In many parts of the country, a substantial number of reported anomalies occurred under the watch of security agencies. In Kano, the Commissioner of Police, Mohammed Yakubu, was asked why the police took no action against what appeared to be a systematic pattern of voting by persons who were manifestly children. Far from denying it, he stuttered his way to an extraordinary mea culpa, claiming: “it is very difficult to determine by mere appearance who is a minor or not. Most of the ones you are seeing, may be their growth rate might be impaired.”
As the count gets underway, three things already seem very clear. First, Nigerian citizens took this election seriously and their collective belief in the destiny of their country is the biggest single good news in this election.
Second, the assurances of the INEC about competent management of the election were always empty and lacking in credibility. The citizens deserved better than the INEC served up.

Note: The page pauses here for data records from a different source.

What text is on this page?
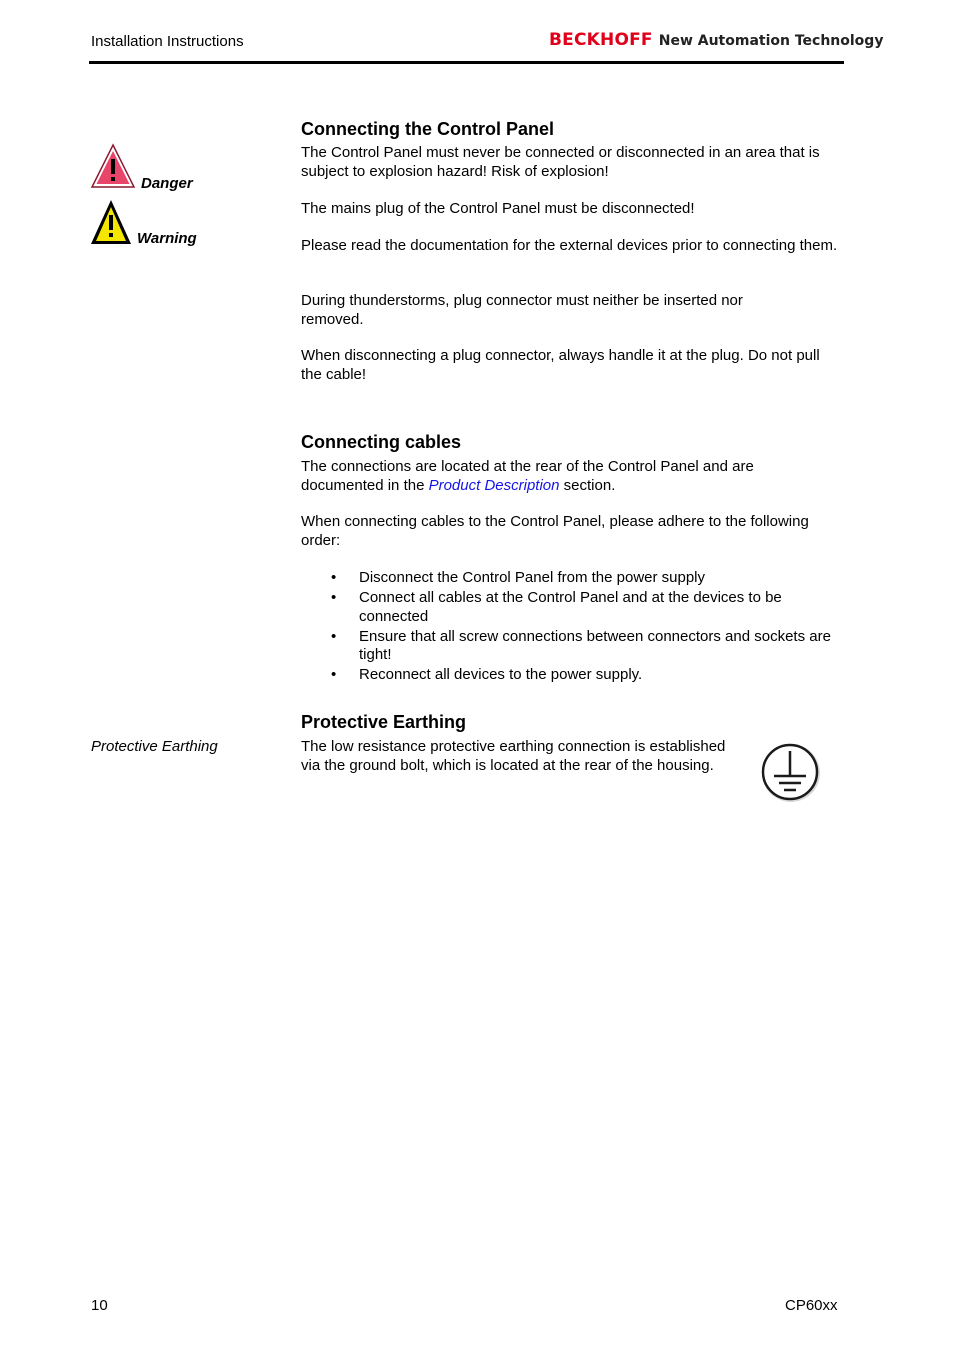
Installation Instructions	BECKHOFF New Automation Technology
Danger
Warning
Connecting the Control Panel

The Control Panel must never be connected or disconnected in an area that is subject to explosion hazard! Risk of explosion!

The mains plug of the Control Panel must be disconnected!

Please read the documentation for the external devices prior to connecting them.

During thunderstorms, plug connector must neither be inserted nor removed.

When disconnecting a plug connector, always handle it at the plug. Do not pull the cable!

Connecting cables

The connections are located at the rear of the Control Panel and are documented in the Product Description section.

When connecting cables to the Control Panel, please adhere to the following order:

• Disconnect the Control Panel from the power supply
• Connect all cables at the Control Panel and at the devices to be connected
• Ensure that all screw connections between connectors and sockets are tight!
• Reconnect all devices to the power supply.
Protective Earthing
Protective Earthing	The low resistance protective earthing connection is established via the ground bolt, which is located at the rear of the housing.

10	CP60xx
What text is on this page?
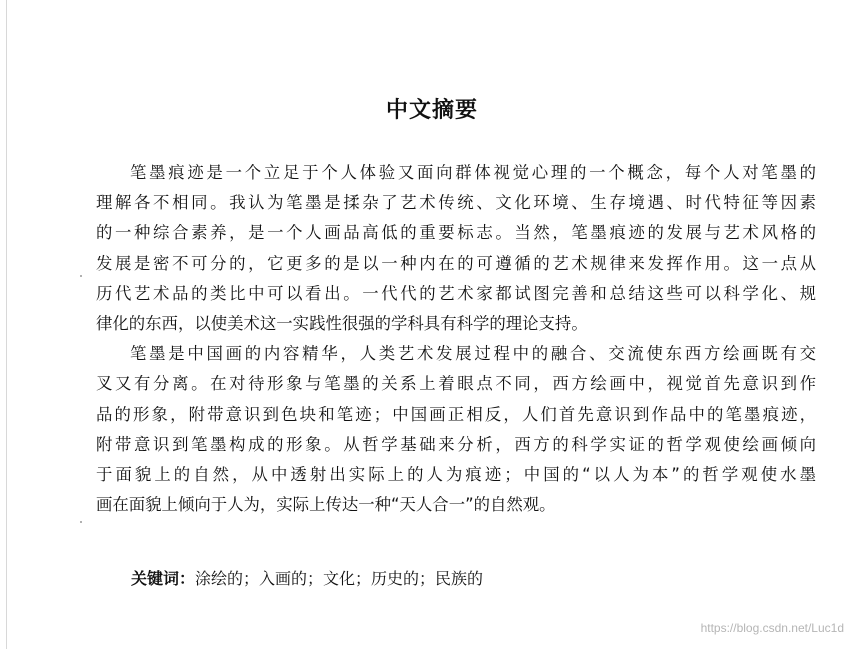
中文摘要
笔墨痕迹是一个立足于个人体验又面向群体视觉心理的一个概念，每个人对笔墨的
理解各不相同。我认为笔墨是揉杂了艺术传统、文化环境、生存境遇、时代特征等因素
的一种综合素养，是一个人画品高低的重要标志。当然，笔墨痕迹的发展与艺术风格的
发展是密不可分的，它更多的是以一种内在的可遵循的艺术规律来发挥作用。这一点从
历代艺术品的类比中可以看出。一代代的艺术家都试图完善和总结这些可以科学化、规
律化的东西，以使美术这一实践性很强的学科具有科学的理论支持。
笔墨是中国画的内容精华，人类艺术发展过程中的融合、交流使东西方绘画既有交
叉又有分离。在对待形象与笔墨的关系上着眼点不同，西方绘画中，视觉首先意识到作
品的形象，附带意识到色块和笔迹；中国画正相反，人们首先意识到作品中的笔墨痕迹，
附带意识到笔墨构成的形象。从哲学基础来分析，西方的科学实证的哲学观使绘画倾向
于面貌上的自然，从中透射出实际上的人为痕迹；中国的“以人为本”的哲学观使水墨
画在面貌上倾向于人为，实际上传达一种“天人合一”的自然观。
关键词：涂绘的；入画的；文化；历史的；民族的
https://blog.csdn.net/Luc1d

Third, whatever the outcome that the INEC chooses to announce, the winner in these elections will almost certainly receive less than 50% of the votes cast and will need to run a Government Of All Talents (GOAT), seeking and finding ways to ensure that every part of the country takes a stake in the government that emerges.
This will be important because Nigeria’s new president will need more than just a good bank of political capital to spend on the country’s myriad problems when he takes over at the end of May 2023. He will also need the talent to bind the country’s wounds. For that, INEC needs to guarantee a credible count for, absent that, whoever is announced as winner will lack the authority needed to put Nigeria back on the map as Africa’s anchor country.